A more subdued narrative has been developing somewhere between the cacophony of meme stocks and the never-ending discussion about AI valuations. The majority of the expensive, talkative competition has been consistently outperformed by a small group of index funds, the kind your father most likely owns and seldom checks. Not by chance. And not due to a single outstanding trade.
The Schwab U.S. Dividend Equity ETF, ticker SCHD, is the fund that I consistently return to. The annual fee is 0.06 percent. Six dollars for every ten thousand dollars invested. That is not as much as you would tip for a sandwich. Nevertheless, perusing its holdings is more akin to reading a meticulous shortlist than it is to perusing an index. Ten-year dividend records, cash flow stability, and return on equity are used to screen companies. It’s an index fund with standards, which is an odd but true statement.
Long-term investors feel that something has changed. It used to be believed that index funds just replicated the market, buying whatever the herd produced. However, SCHD and other rules-based funds are taking a more covert approach. They are filtering. silently keeping out the speculative, the unprofitable, and the indebted. Additionally, that kind of discipline appears to be more important than it once was in a market where the Shiller P/E ratio is higher than 30.
Future returns suffer when you pay too much for earnings, according to Robert Shiller, the Yale economist who has spent decades cautioning about high valuations. It is difficult to refute his data. The following 20 years tended to be disappointing whenever the CAPE ratio rose above 25. Today’s market feels uncomfortably familiar because of that history. late 1920s. late 1990s. In both instances, the conclusions were harsh.
In light of this, the allure of a fund that overlooks the most expensive areas of the market becomes clear. Tesla is not owned by SCHD. Netflix is not owned by it. Unglamorous businesses like Texas Instruments, Coca-Cola, and Verizon are among its biggest holdings. names that appear infrequently in headlines but frequently in retirement accounts. However, in recent periods, the fund has either matched or outperformed the overall S&P 500 while offering a yield above 3.5 percent, which is more than twice that of the index.

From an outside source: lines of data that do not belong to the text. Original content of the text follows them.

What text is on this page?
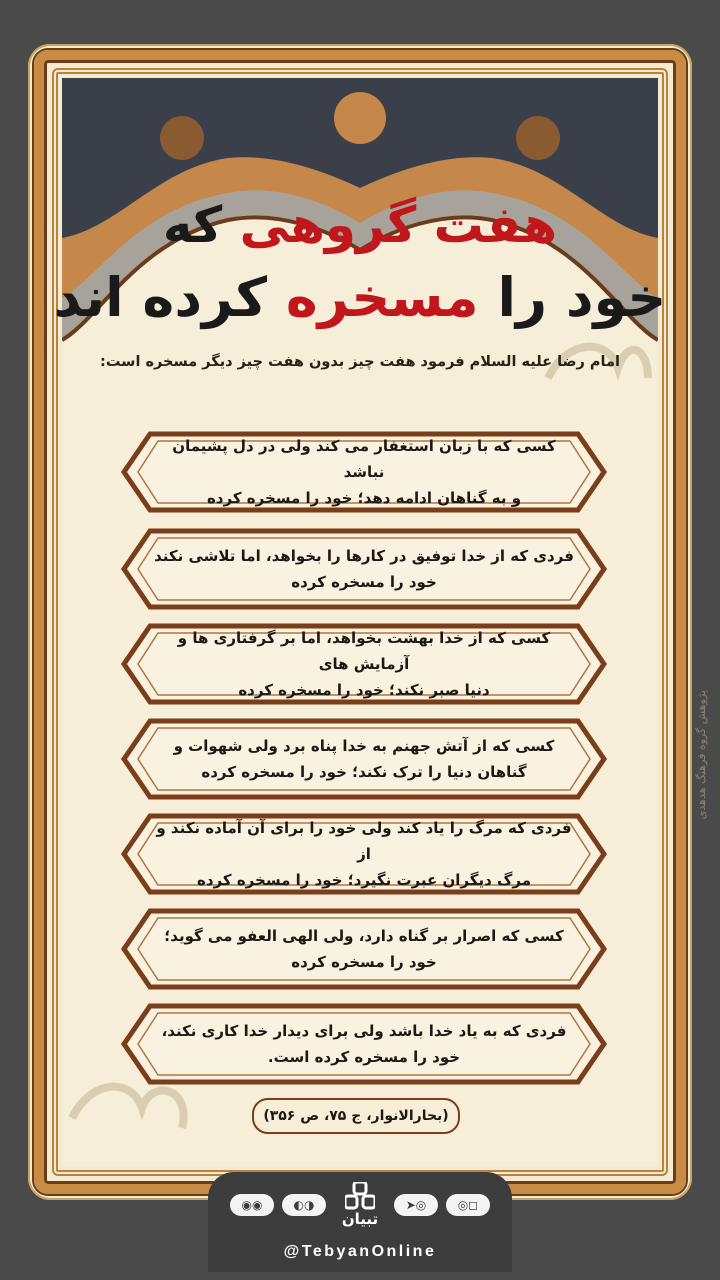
پژوهش گروه فرهنگ هدهدی
هفت گروهی که
خود را مسخره کرده اند
امام رضا علیه السلام فرمود هفت چیز بدون هفت چیز دیگر مسخره است:
کسی که با زبان استغفار می کند ولی در دل پشیمان نباشد
و به گناهان ادامه دهد؛ خود را مسخره کرده
فردی که از خدا توفیق در کارها را بخواهد، اما تلاشی نکند
خود را مسخره کرده
کسی که از خدا بهشت بخواهد، اما بر گرفتاری ها و آزمایش های
دنیا صبر نکند؛ خود را مسخره کرده
کسی که از آتش جهنم به خدا پناه برد ولی شهوات و
گناهان دنیا را ترک نکند؛ خود را مسخره کرده
فردی که مرگ را یاد کند ولی خود را برای آن آماده نکند و از
مرگ دیگران عبرت نگیرد؛ خود را مسخره کرده
کسی که اصرار بر گناه دارد، ولی الهی العفو می گوید؛
خود را مسخره کرده
فردی که به یاد خدا باشد ولی برای دیدار خدا کاری نکند،
خود را مسخره کرده است.
(بحارالانوار، ج ۷۵، ص ۳۵۶)
◉◉	◐◑	➤◎	◎◻
تبیان
@TebyanOnline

Of course, this outperformance could be fleeting. Anyone who confuses a few prosperous years with a long-term advantage faces cruelty from markets. There is a lengthy history of tactics that were successful until they failed. Value investing suffered for ten years before making a comeback. For years, small caps have lagged. There are no guarantees.

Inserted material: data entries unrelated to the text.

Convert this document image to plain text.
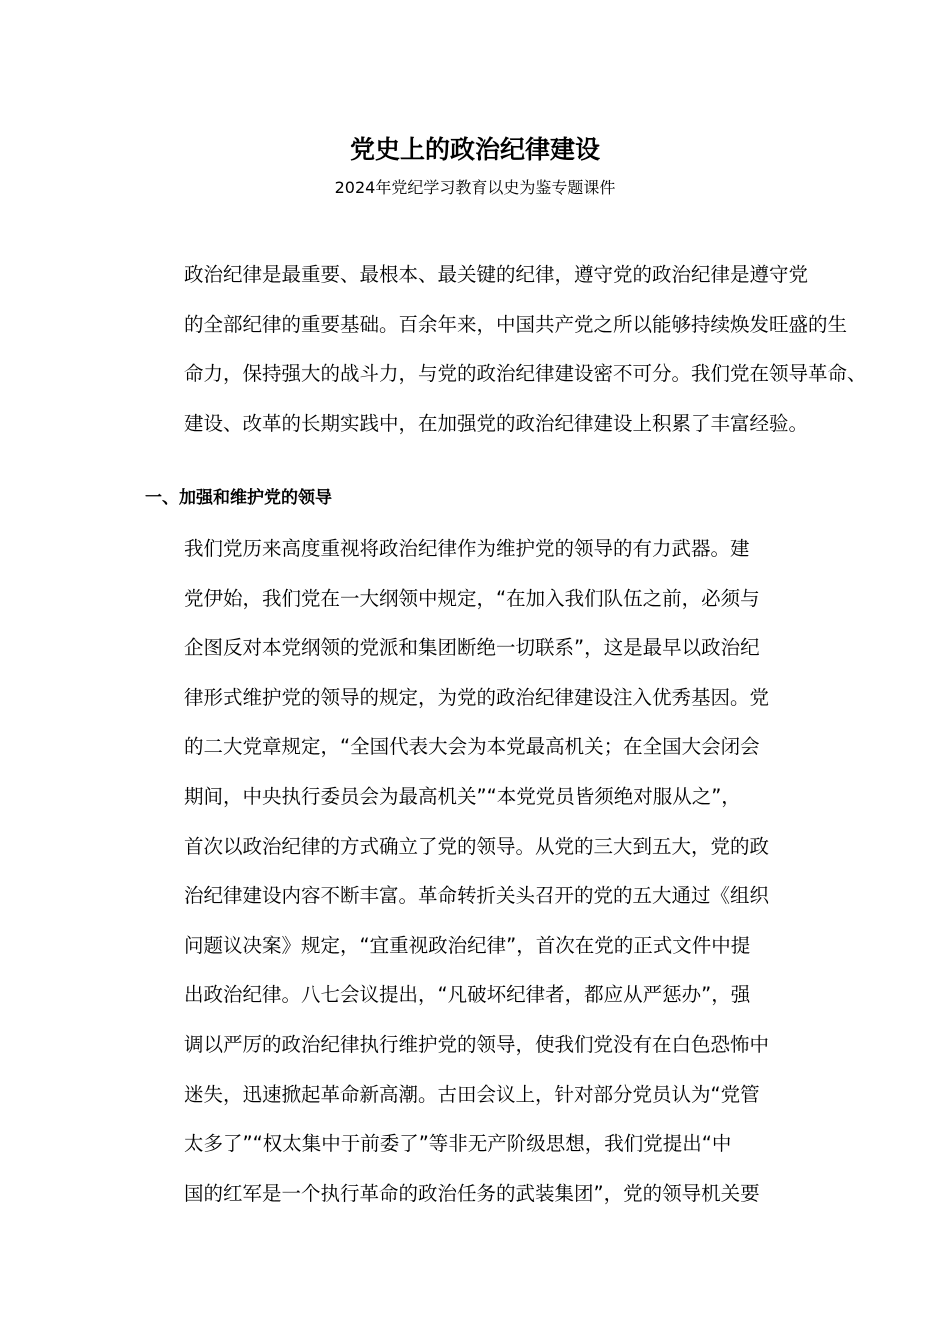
党史上的政治纪律建设

2024年党纪学习教育以史为鉴专题课件

政治纪律是最重要、最根本、最关键的纪律，遵守党的政治纪律是遵守党
的全部纪律的重要基础。百余年来，中国共产党之所以能够持续焕发旺盛的生
命力，保持强大的战斗力，与党的政治纪律建设密不可分。我们党在领导革命、
建设、改革的长期实践中，在加强党的政治纪律建设上积累了丰富经验。

一、加强和维护党的领导

我们党历来高度重视将政治纪律作为维护党的领导的有力武器。建
党伊始，我们党在一大纲领中规定，“在加入我们队伍之前，必须与
企图反对本党纲领的党派和集团断绝一切联系”，这是最早以政治纪
律形式维护党的领导的规定，为党的政治纪律建设注入优秀基因。党
的二大党章规定，“全国代表大会为本党最高机关；在全国大会闭会
期间，中央执行委员会为最高机关”“本党党员皆须绝对服从之”，
首次以政治纪律的方式确立了党的领导。从党的三大到五大，党的政
治纪律建设内容不断丰富。革命转折关头召开的党的五大通过《组织
问题议决案》规定，“宜重视政治纪律”，首次在党的正式文件中提
出政治纪律。八七会议提出，“凡破坏纪律者，都应从严惩办”，强
调以严厉的政治纪律执行维护党的领导，使我们党没有在白色恐怖中
迷失，迅速掀起革命新高潮。古田会议上，针对部分党员认为“党管
太多了”“权太集中于前委了”等非无产阶级思想，我们党提出“中
国的红军是一个执行革命的政治任务的武装集团”，党的领导机关要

However, there is something instructive about the construction of SCHD. The process is open. The costs are very low. There is little turnover. An analyst in a Manhattan tower calling executives at midnight is not necessary. A screen and a rebalance schedule are necessary. That’s all.
Forward returns are equal to dividend yield plus earnings growth plus or minus changes in valuation, according to John Bogle, the man who created the index fund and dedicated his life to promoting low costs. According to that calculation, a fund with a 3.5 percent yield and businesses that are expanding their profits at a reasonable rate begins with a substantial buffer. Not a promise. a soft spot.
As you watch this develop, you begin to notice how infrequently funds like this are covered by the financial press. They’re not thrilling. A chart with a sharp, abrupt line does not work well with them. They simply function as compound interest is meant to, albeit slowly.
Investors appear to be realizing this. Over the last few years, SCHD has made billions, and its asset base now reaches tens of billions. It’s unclear if that growth will eventually lessen its impact. Overly large funds occasionally lose their advantage. However, the formula is valid for the time being.
And that has a subtle lesson. The steady performer was sitting there the entire time in a market that was fixated on the newest, loudest, and most disruptive. charging very little. picking with care. Compounding is an unglamorous task.